Recent research in England does indeed indicate that too many children spend too long in homes where they are subject to abuse and neglect (Take children into care more quickly, says Gove, 17 November). It also shows that, contrary to popular perceptions, the majority of children benefit from care, and that abused and neglected children tend to do better if they remain looked after by the local authority than if they return home.
However, while there is a strong case to be made for making swifter decisions for those children who cannot safely remain with their birth parents, care can never be more than a sticking-plaster solution. If children are to be adequately protected from abuse and neglect we need to address the reasons why maltreatment occurs, rather than simply increase the pressure on an already overburdened care system. Intensive parenting programmes for vulnerable parents can be effective and should be introduced more widely. However, it would be more valuable to address those primary factors such as poverty, homelessness and unemployment that are known to increase the family stressors such as substance abuse and domestic violence that render maltreatment more likely. But such an initiative would be at odds with forthcoming and proposed welfare reforms such as capping housing benefit and restricting income support to the first two children in a family, which are likely to increase rather than reduce these stressors.
Professor Harriet Ward
Loughborough University
• The call by Michael Gove to remove more children earlier is deeply regrettable and portends a chilling future for families in England. His call comes at a time of unprecedented retrenchment of vital preventive services and when poverty rates are rising. The changes advocated will bear down disproportionately on the already disadvantaged. Mr Gove is right on the need for change. Our research (and that of many others) reveals a pattern of "too little for too long and too much too late". However, the changes needed should build upon the desires of most children to be cared for safely within their family and the already existing evidence of capacity within family networks to support such desires.
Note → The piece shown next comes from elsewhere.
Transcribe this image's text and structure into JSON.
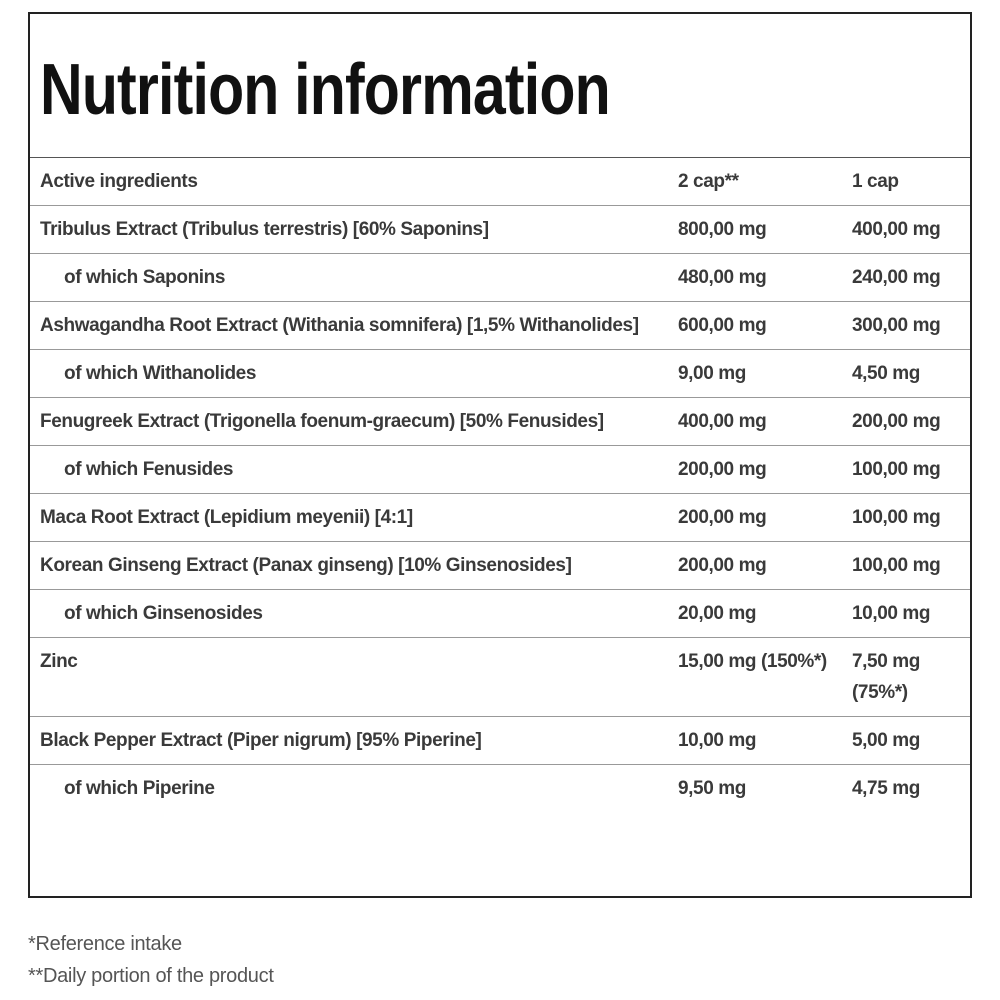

This capacity needs to be augmented, not ignored. Otherwise we risk children being removed unnecessarily from their family networks with the attendant consequences for their sense of identity, belonging and wellbeing – and indeed the straining public purse.
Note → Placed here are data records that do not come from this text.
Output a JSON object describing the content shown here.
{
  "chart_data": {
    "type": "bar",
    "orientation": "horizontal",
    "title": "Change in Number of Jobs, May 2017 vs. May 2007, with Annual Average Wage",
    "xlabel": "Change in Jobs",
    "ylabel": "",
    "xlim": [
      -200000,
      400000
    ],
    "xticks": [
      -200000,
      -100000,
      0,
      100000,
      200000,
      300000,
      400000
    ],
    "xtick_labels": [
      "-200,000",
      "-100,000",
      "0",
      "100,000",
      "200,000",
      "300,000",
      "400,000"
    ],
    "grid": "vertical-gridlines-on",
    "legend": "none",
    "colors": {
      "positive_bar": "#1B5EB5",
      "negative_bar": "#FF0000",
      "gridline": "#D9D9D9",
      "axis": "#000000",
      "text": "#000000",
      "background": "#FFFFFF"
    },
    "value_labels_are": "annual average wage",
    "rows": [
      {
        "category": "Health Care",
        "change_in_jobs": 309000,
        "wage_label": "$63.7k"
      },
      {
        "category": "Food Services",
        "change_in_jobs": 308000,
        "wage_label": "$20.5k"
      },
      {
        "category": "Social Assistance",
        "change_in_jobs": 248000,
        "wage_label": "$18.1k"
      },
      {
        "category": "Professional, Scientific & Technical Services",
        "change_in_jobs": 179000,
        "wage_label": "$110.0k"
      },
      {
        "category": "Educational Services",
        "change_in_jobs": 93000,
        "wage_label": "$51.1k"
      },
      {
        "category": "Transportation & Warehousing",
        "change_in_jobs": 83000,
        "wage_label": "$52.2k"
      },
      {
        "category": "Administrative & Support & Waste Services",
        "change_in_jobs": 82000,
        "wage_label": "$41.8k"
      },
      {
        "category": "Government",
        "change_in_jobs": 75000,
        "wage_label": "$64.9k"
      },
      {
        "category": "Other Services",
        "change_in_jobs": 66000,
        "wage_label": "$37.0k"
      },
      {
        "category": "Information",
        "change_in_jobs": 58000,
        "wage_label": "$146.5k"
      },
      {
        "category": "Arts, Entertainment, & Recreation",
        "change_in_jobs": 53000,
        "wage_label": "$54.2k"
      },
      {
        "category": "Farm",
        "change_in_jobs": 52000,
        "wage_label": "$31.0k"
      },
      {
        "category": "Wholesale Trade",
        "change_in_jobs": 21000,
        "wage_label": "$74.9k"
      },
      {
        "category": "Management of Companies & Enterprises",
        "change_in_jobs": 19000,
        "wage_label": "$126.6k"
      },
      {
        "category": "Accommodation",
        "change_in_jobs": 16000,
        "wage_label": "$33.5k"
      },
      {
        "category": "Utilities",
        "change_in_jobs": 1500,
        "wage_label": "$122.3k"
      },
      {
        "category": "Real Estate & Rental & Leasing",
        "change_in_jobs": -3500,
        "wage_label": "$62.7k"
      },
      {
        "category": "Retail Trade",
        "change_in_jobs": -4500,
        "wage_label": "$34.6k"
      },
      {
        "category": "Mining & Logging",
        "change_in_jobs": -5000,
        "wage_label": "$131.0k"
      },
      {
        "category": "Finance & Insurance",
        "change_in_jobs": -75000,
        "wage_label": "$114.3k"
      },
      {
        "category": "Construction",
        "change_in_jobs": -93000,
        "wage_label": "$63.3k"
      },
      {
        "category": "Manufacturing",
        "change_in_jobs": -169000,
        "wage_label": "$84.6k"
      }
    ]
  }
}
Professor Brid Featherstone Open University, Professor Kate Morris University of Nottingham, Professor June Thoburn UEA, Professor Jane Tunstill Royal Holloway, University of London, Professor Sue White University of Birmingham
• Gove says children should be taken into care more quickly to rescue them from "a life of soiled nappies and scummy baths, chaos and hunger, hopelessness and despair". Given that the Conservatives have destroyed the industrial base, destroyed jobs for the working class and cut benefits, and are tipping people out of their homes, is he surprised that this can happen? And now he wants to take the children of working-class parents from them? Is all this part of the demonisation of the working class? What evidence does he have of the numbers of such children having to live such a life, and from what areas? Perhaps an FoI request should be made to obtain this information.